Un cancer métastasé mis KO par une dose massive de virus
Une femme atteinte d'un myélome multiple (cancer de la moelle osseuse) métastasé est depuis plusieurs mois en rémission complète, suite à l'injection massive de virus modifié de la rougeole dans son organisme. C'est la première fois qu'une virothérapie réussit à combattre aussi efficacement un cancer disséminé.
Depuis le milieu des années 1950, la lutte contre les cancers peut compter sur l'aide des virus. Ces entités biologiques parasites, qui s'infiltrent dans les cellules pour multiplier, sont apparues être d'excellentes candidates pour miner les cellules cancéreuses de l'intérieur.
Mais il ne s'agit pas là d'une mince affaire. Il faut tout d'abord identifier un virus possédant une affinité particulière avec le type de cellules que l'on souhaite spécifiquement viser. Ainsi, pour traiter un cancer du foie, les chercheurs doivent préalablement identifier un virus qui s'immisce principalement, voir exclusivement, dans les cellules du foie.
Les virus sont ensuite sélectionnés, voire modifiés, pour avoir une affinité encore plus grande avec les protéines qui se trouvent en plus grand nombre à la surface des cellules cancéreuses. De la sorte, l'agent infectieux s'insèrera donc presque exclusivement dans les cellules malades. Une fois en place, le virus se multiplie dans la cellule, et la fait exploser (on parle d'oncolyse).
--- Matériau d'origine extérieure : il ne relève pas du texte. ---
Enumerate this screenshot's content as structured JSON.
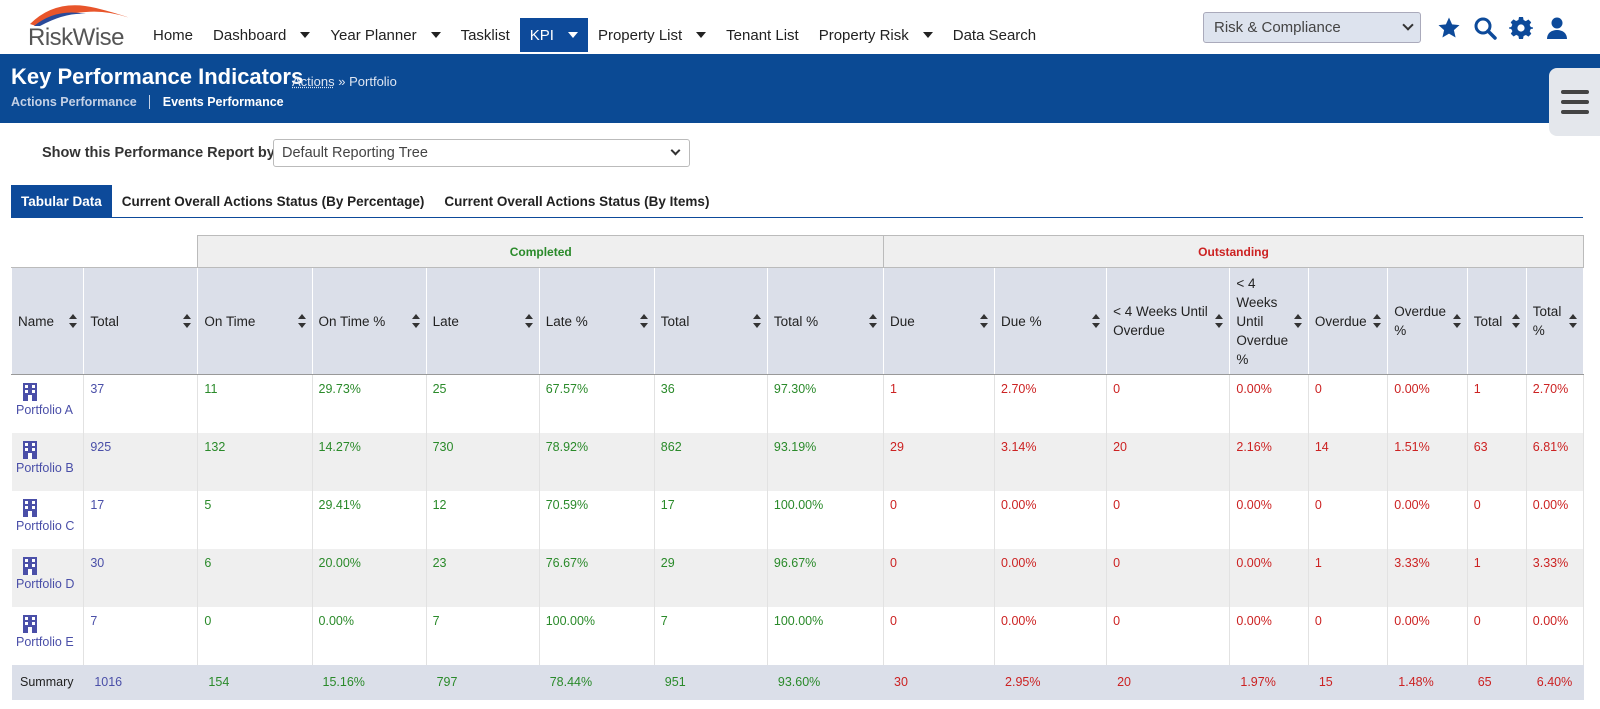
{
  "brand": {
    "logo_text": "RiskWise"
  },
  "nav": {
    "items": [
      {
        "label": "Home",
        "caret": false,
        "active": false
      },
      {
        "label": "Dashboard",
        "caret": true,
        "active": false
      },
      {
        "label": "Year Planner",
        "caret": true,
        "active": false
      },
      {
        "label": "Tasklist",
        "caret": false,
        "active": false
      },
      {
        "label": "KPI",
        "caret": true,
        "active": true
      },
      {
        "label": "Property List",
        "caret": true,
        "active": false
      },
      {
        "label": "Tenant List",
        "caret": false,
        "active": false
      },
      {
        "label": "Property Risk",
        "caret": true,
        "active": false
      },
      {
        "label": "Data Search",
        "caret": false,
        "active": false
      }
    ],
    "module_select": "Risk & Compliance",
    "icons": [
      "star-icon",
      "search-icon",
      "gear-icon",
      "user-icon"
    ]
  },
  "header": {
    "title": "Key Performance Indicators",
    "crumb_link": "Actions",
    "crumb_sep": " » ",
    "crumb_current": "Portfolio",
    "subnav_actions": "Actions Performance",
    "subnav_events": "Events Performance"
  },
  "report": {
    "label": "Show this Performance Report by:",
    "value": "Default Reporting Tree"
  },
  "tabs": [
    "Tabular Data",
    "Current Overall Actions Status (By Percentage)",
    "Current Overall Actions Status (By Items)"
  ],
  "table": {
    "group_completed": "Completed",
    "group_outstanding": "Outstanding",
    "headers": [
      "Name",
      "Total",
      "On Time",
      "On Time %",
      "Late",
      "Late %",
      "Total",
      "Total %",
      "Due",
      "Due %",
      "< 4 Weeks Until Overdue",
      "< 4 Weeks Until Overdue %",
      "Overdue",
      "Overdue %",
      "Total",
      "Total %"
    ],
    "rows": [
      {
        "name": "Portfolio A",
        "cells": [
          "37",
          "11",
          "29.73%",
          "25",
          "67.57%",
          "36",
          "97.30%",
          "1",
          "2.70%",
          "0",
          "0.00%",
          "0",
          "0.00%",
          "1",
          "2.70%"
        ]
      },
      {
        "name": "Portfolio B",
        "cells": [
          "925",
          "132",
          "14.27%",
          "730",
          "78.92%",
          "862",
          "93.19%",
          "29",
          "3.14%",
          "20",
          "2.16%",
          "14",
          "1.51%",
          "63",
          "6.81%"
        ]
      },
      {
        "name": "Portfolio C",
        "cells": [
          "17",
          "5",
          "29.41%",
          "12",
          "70.59%",
          "17",
          "100.00%",
          "0",
          "0.00%",
          "0",
          "0.00%",
          "0",
          "0.00%",
          "0",
          "0.00%"
        ]
      },
      {
        "name": "Portfolio D",
        "cells": [
          "30",
          "6",
          "20.00%",
          "23",
          "76.67%",
          "29",
          "96.67%",
          "0",
          "0.00%",
          "0",
          "0.00%",
          "1",
          "3.33%",
          "1",
          "3.33%"
        ]
      },
      {
        "name": "Portfolio E",
        "cells": [
          "7",
          "0",
          "0.00%",
          "7",
          "100.00%",
          "7",
          "100.00%",
          "0",
          "0.00%",
          "0",
          "0.00%",
          "0",
          "0.00%",
          "0",
          "0.00%"
        ]
      }
    ],
    "summary": {
      "label": "Summary",
      "cells": [
        "1016",
        "154",
        "15.16%",
        "797",
        "78.44%",
        "951",
        "93.60%",
        "30",
        "2.95%",
        "20",
        "1.97%",
        "15",
        "1.48%",
        "65",
        "6.40%"
      ]
    }
  },
  "colors": {
    "brand_blue": "#0b4a94",
    "completed_green": "#2a8a2a",
    "outstanding_red": "#cc2222",
    "link_blue": "#4a4fa8"
  }
}
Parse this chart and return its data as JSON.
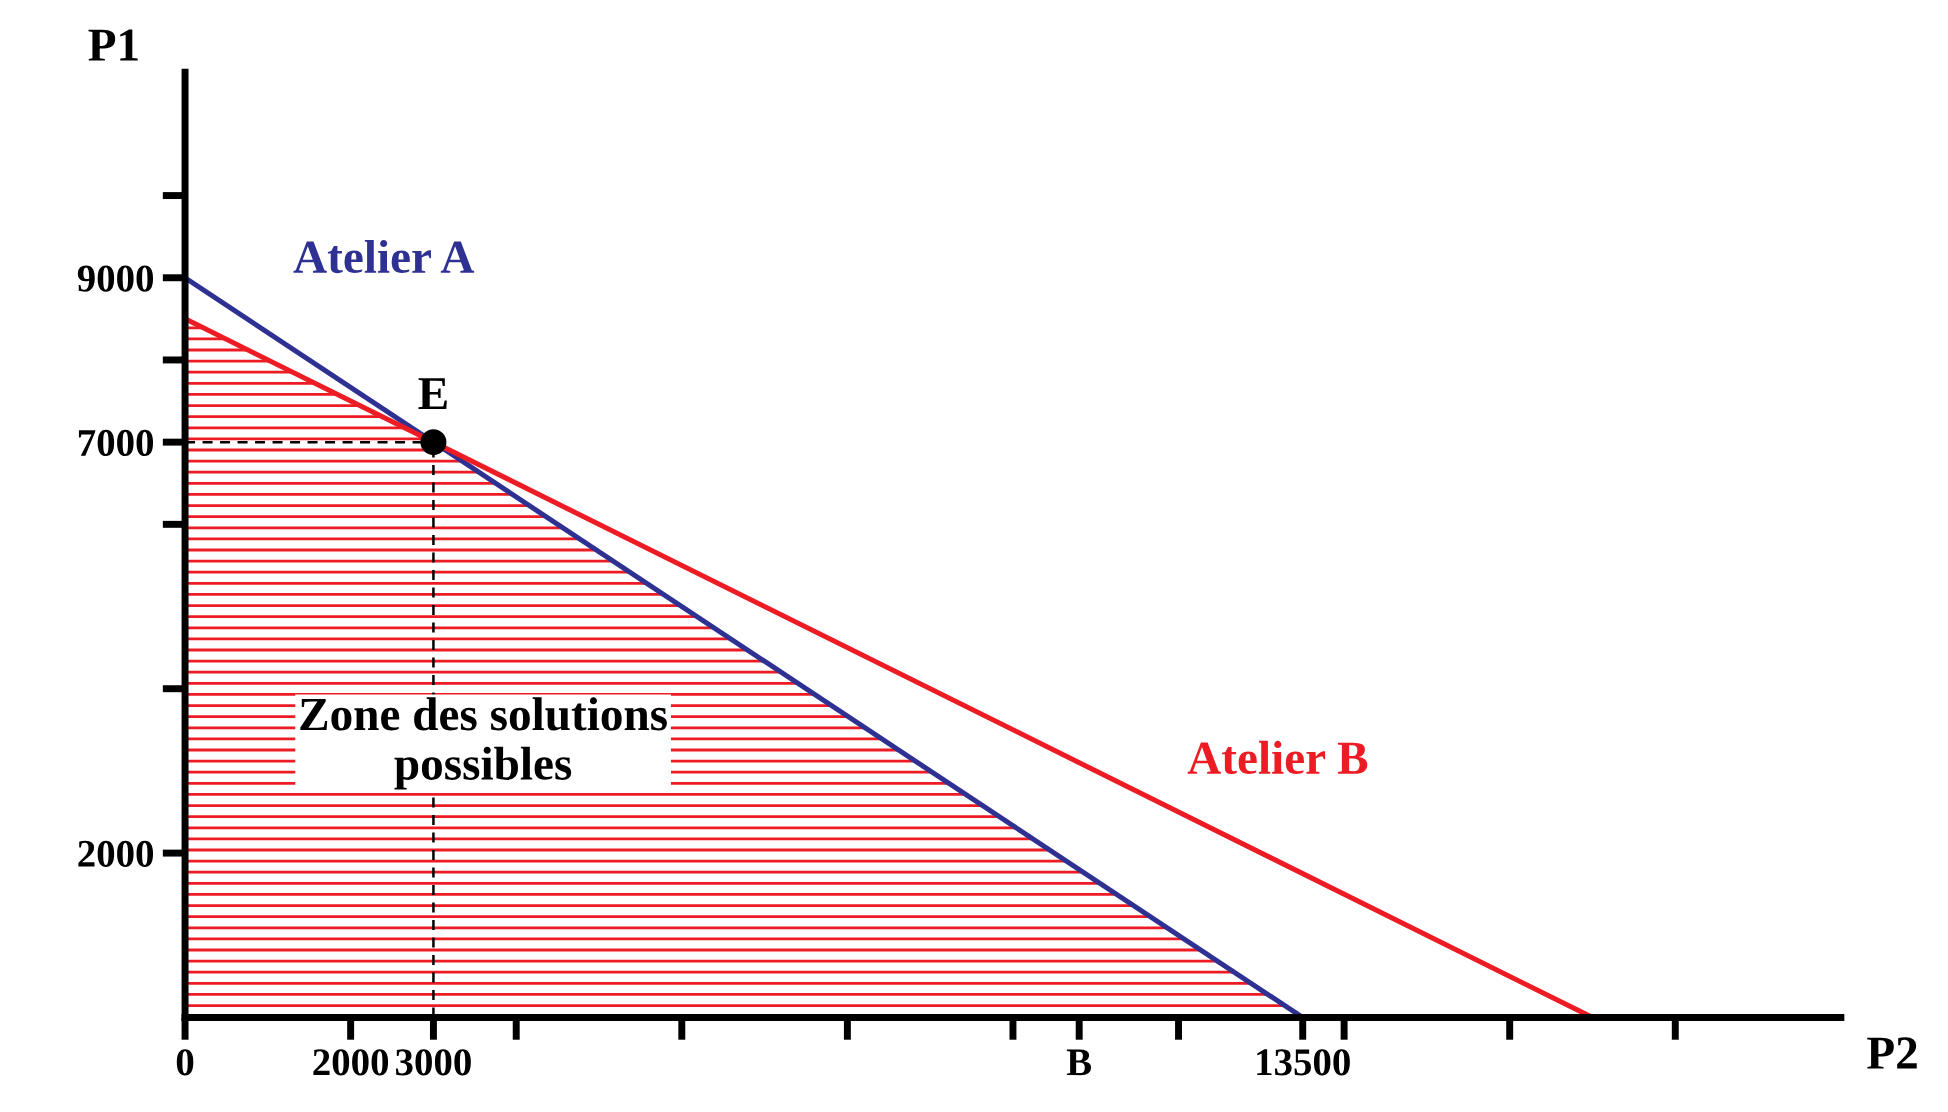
{
  "chart_data": {
    "type": "line",
    "xlabel": "P2",
    "ylabel": "P1",
    "xlim": [
      0,
      20000
    ],
    "ylim": [
      0,
      11500
    ],
    "xticks": [
      {
        "value": 0,
        "label": "0"
      },
      {
        "value": 2000,
        "label": "2000"
      },
      {
        "value": 3000,
        "label": "3000"
      },
      {
        "value": 4000,
        "label": null
      },
      {
        "value": 6000,
        "label": null
      },
      {
        "value": 8000,
        "label": null
      },
      {
        "value": 10000,
        "label": null
      },
      {
        "value": 10800,
        "label": "B"
      },
      {
        "value": 12000,
        "label": null
      },
      {
        "value": 13500,
        "label": "13500"
      },
      {
        "value": 14000,
        "label": null
      },
      {
        "value": 16000,
        "label": null
      },
      {
        "value": 18000,
        "label": null
      }
    ],
    "yticks": [
      2000,
      {
        "value": 4000,
        "label": null
      },
      {
        "value": 6000,
        "label": null
      },
      7000,
      {
        "value": 8000,
        "label": null
      },
      9000,
      {
        "value": 10000,
        "label": null
      }
    ],
    "series": [
      {
        "type": "area",
        "color": "#ed1c24",
        "x": [
          0,
          3000,
          13500
        ],
        "values": [
          8500,
          7000,
          0
        ]
      },
      {
        "color": "#2e3192",
        "x": [
          0,
          13500
        ],
        "values": [
          9000,
          0
        ]
      },
      {
        "color": "#ed1c24",
        "x": [
          0,
          17000
        ],
        "values": [
          8500,
          0
        ]
      },
      {
        "type": "line",
        "color": "#000000",
        "line_style": "dashed",
        "x": [
          3000,
          3000
        ],
        "values": [
          0,
          7000
        ]
      },
      {
        "type": "line",
        "color": "#000000",
        "line_style": "dashed",
        "x": [
          0,
          3000
        ],
        "values": [
          7000,
          7000
        ]
      },
      {
        "type": "scatter",
        "color": "#000000",
        "marker": "circle",
        "x": [
          3000
        ],
        "values": [
          7000
        ]
      }
    ],
    "annotations": [
      {
        "text": "E",
        "x": 3000,
        "y": 7000
      },
      "Atelier A",
      "Atelier B",
      "Zone des solutions\npossibles"
    ],
    "grid": false,
    "legend": false
  }
}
Des milliards d'unités virales
Les médecins de la prestigieuse Mayo Clinic, à Rochester dans le Minnesota, ont expérimenté cette virothérapie pour traiter des patients atteints d'un myélome multiple (voir encadré) métastasé. Le virus sélectionné fut celui de la rougeole, celui-ci ciblant prioritairement les cellules de la moelle osseuse lors d'une infection "naturelle". La souche a été modifiée pour viser spécifiquement les cellules cancéreuses.
Parmi tous les patients volontaires pour le traitement expérimental, deux femmes se sont vues proposer une injection virale à un dosage extrêmement élevé : des milliards d'unités virales (de quoi infecter cent milliards de cellules).
Ces patientes étaient des candidates de choix : ni l'une ni l'autre n'avaient jamais été infectées par la rougeole ni vaccinées contre cette maladie. En conséquence, leur système immunitaire n'était absolument pas préparé à contrer l'infection !
A l'issue du traitement - qui a consisté en une seule et unique injection – les médecins n'ont plus trouvé trace de cellules cancéreuses chez la première patiente. Chez la seconde, le résultat fut moins concluant. Toutefois, une partie des organes malades ont été purgés de leurs métastases.
Il s'agit de la première étude à établir la faisabilité de cette virothérapie pour un cancer disséminé. Ces travaux, extrêmement encourageants, ouvrent la voie à un essai clinique portant sur un plus grand nombre de patients. La condition préalable de ce type de traitement (ne pas avoir été antérieurement exposé au virus) restreint partiellement son champ d'application. Néanmoins, la démonstration de la possibilité d'utiliser des virus pour soigner des cancers métastasés annonce de futures révolutions dans le domaine de la cancérologie.
Source : Remission of Disseminated Cancer After Systemic Oncolytic Virotherapy. Stephen J. Russell et coll. Mayo Clin. Proc. 16 mai 2014 doi :10.1016/j.mayocp.2014.04.003
En savoir plus sur la virothérapie :
- La ''virothérapie'', nouvelle stratégie thérapeutique dans la lutte contre le cancer, article du18 février 2013.
- Cancer du foie : l'espoir viendrait d'un virus, article du 13 février 2013.
Le myélome multiple est un cancer qui touche certaines cellules de la moelle osseuse, qui entraîne également la formation de tumeurs dans les tissus mous ou au niveau du squelette. Des traitements destinés à stimuler l'immunité du malade sont généralement utilisés pour combattre le myélome multiple. Toutefois, les cellules parviennent généralement, tôt ou tard, à résister aux attaques du système immunitaire.